Minimising the travel undertaken by staff and students in connection with their work and study

Minimising their carbon footprint, in the previous, and in other, ways

Maximising the biodiversity of campuses, and

Minimising generation of waste, and maximising recycling and reuse

It also involves creating social benefits (and avoiding ‘disbenefits’) through such means as:

Assisting social inclusion through increasing access to education amongst disadvantaged groups

Supporting local communities

Helping to improve living conditions and access to opportunities in developing countries, and

Ensuring health and safety, and privacy, for staff and students

 

They have a wide take on these disbenefits:

Some ICT applications also have a potential ‘social overhead’ (Anderson, Brynin, Raban & Gershuny, 2006). They can potentially support a ‘surveillance society’, which erodes or compromises privacy (Crainer, 2008) and/or an atomised social world in which meaningful human interaction is replaced with less satisfying or inclusive virtual relationships (Wilsden, 2001). Within education, they could create or exacerbate divisions between students because of differing levels of use (see Chapter 4 for more discussion of this).

 

They make a useful distinction:

The primary effects of devices and networks – the environmental and social impacts associated with the production, use and disposal of ICT equipment.  

The secondary effects of user applications – the way in which devices, and the software they run,  support everyday educational activities such as learning, research, management, travel and student life, and

The tertiary effects of the adaption of economic and social life to user applications (often termed the systemic effects) (European  Telecommunications Network Operators Association and World Wide Fund for Nature, 2006; Hilty, 2008; Madden and Weißbrod, 2008).

The chapter concludes

It is clear that ICT within further and higher education has a very considerable environmental and social footprint, which is usually underestimated. Few people realise that many of the gleaming devices on their desktop, or in specialist facilities, are effectively coal-fired, with all the wastage and pollution that implies.

 

I’m a little confused as to the brief of the report.  They state that the focus is on the environmental aspects of sustainability” and it is,   e-learning is considered in terms of environmental aspect.   In some sections, there is a tantalising glimpse of the integration of sustainability into ICT learning itself but, skimming through the rest, I can’t find any flesh on this. 

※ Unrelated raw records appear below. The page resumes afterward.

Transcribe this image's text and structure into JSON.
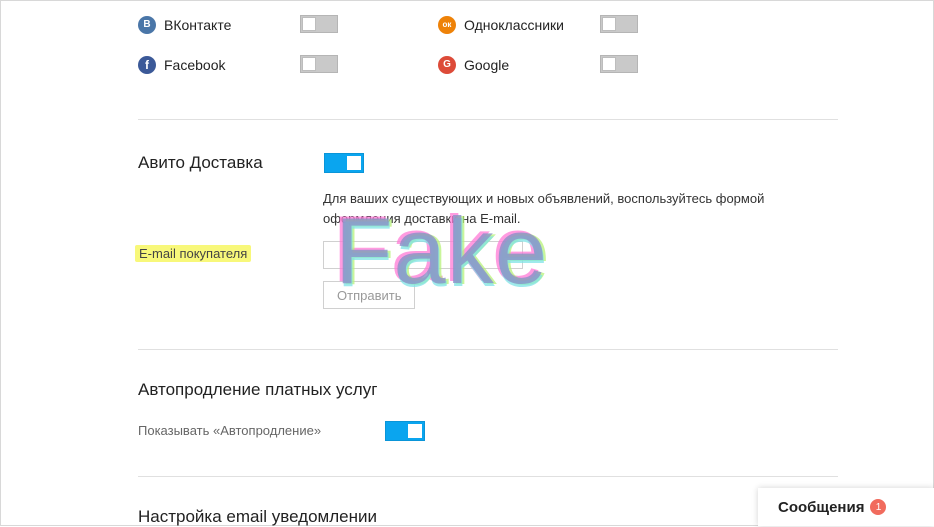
{
  "social_links": [
    {
      "name": "ВКонтакте",
      "icon": "vk-icon",
      "icon_glyph": "В",
      "color": "#4a76a8",
      "enabled": false
    },
    {
      "name": "Одноклассники",
      "icon": "odnoklassniki-icon",
      "icon_glyph": "ок",
      "color": "#ee8208",
      "enabled": false
    },
    {
      "name": "Facebook",
      "icon": "facebook-icon",
      "icon_glyph": "f",
      "color": "#3b5998",
      "enabled": false
    },
    {
      "name": "Google",
      "icon": "google-icon",
      "icon_glyph": "G",
      "color": "#dd4b39",
      "enabled": false
    }
  ],
  "delivery": {
    "title": "Авито Доставка",
    "enabled": true,
    "description": "Для ваших существующих и новых объявлений, воспользуйтесь формой оформления доставки на E-mail.",
    "email_label": "E-mail покупателя",
    "email_value": "",
    "send_label": "Отправить"
  },
  "autorenew": {
    "title": "Автопродление платных услуг",
    "show_label": "Показывать «Автопродление»",
    "enabled": true
  },
  "notifications": {
    "title": "Настройка email уведомлении"
  },
  "watermark": {
    "text": "Fake",
    "colors": [
      "#ff7ad6",
      "#7fe4e6",
      "#b8f27a",
      "#8a92c8"
    ]
  },
  "messages": {
    "label": "Сообщения",
    "count": "1"
  }
}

And, in the long term, the biggest impact of universities and colleges with regard to sustainable development will be through the influence of their teaching, research and third-mission activities on students and society as a whole. If ICT enables this to happen more effectively, it will be an enormous contribution to a more sustainable world.

and

ICT accounts for around 6% of world GDP, and is therefore a major source of graduate employment and research funding – which will increasingly reflect the industry’s growing emphasis on sustainability issues.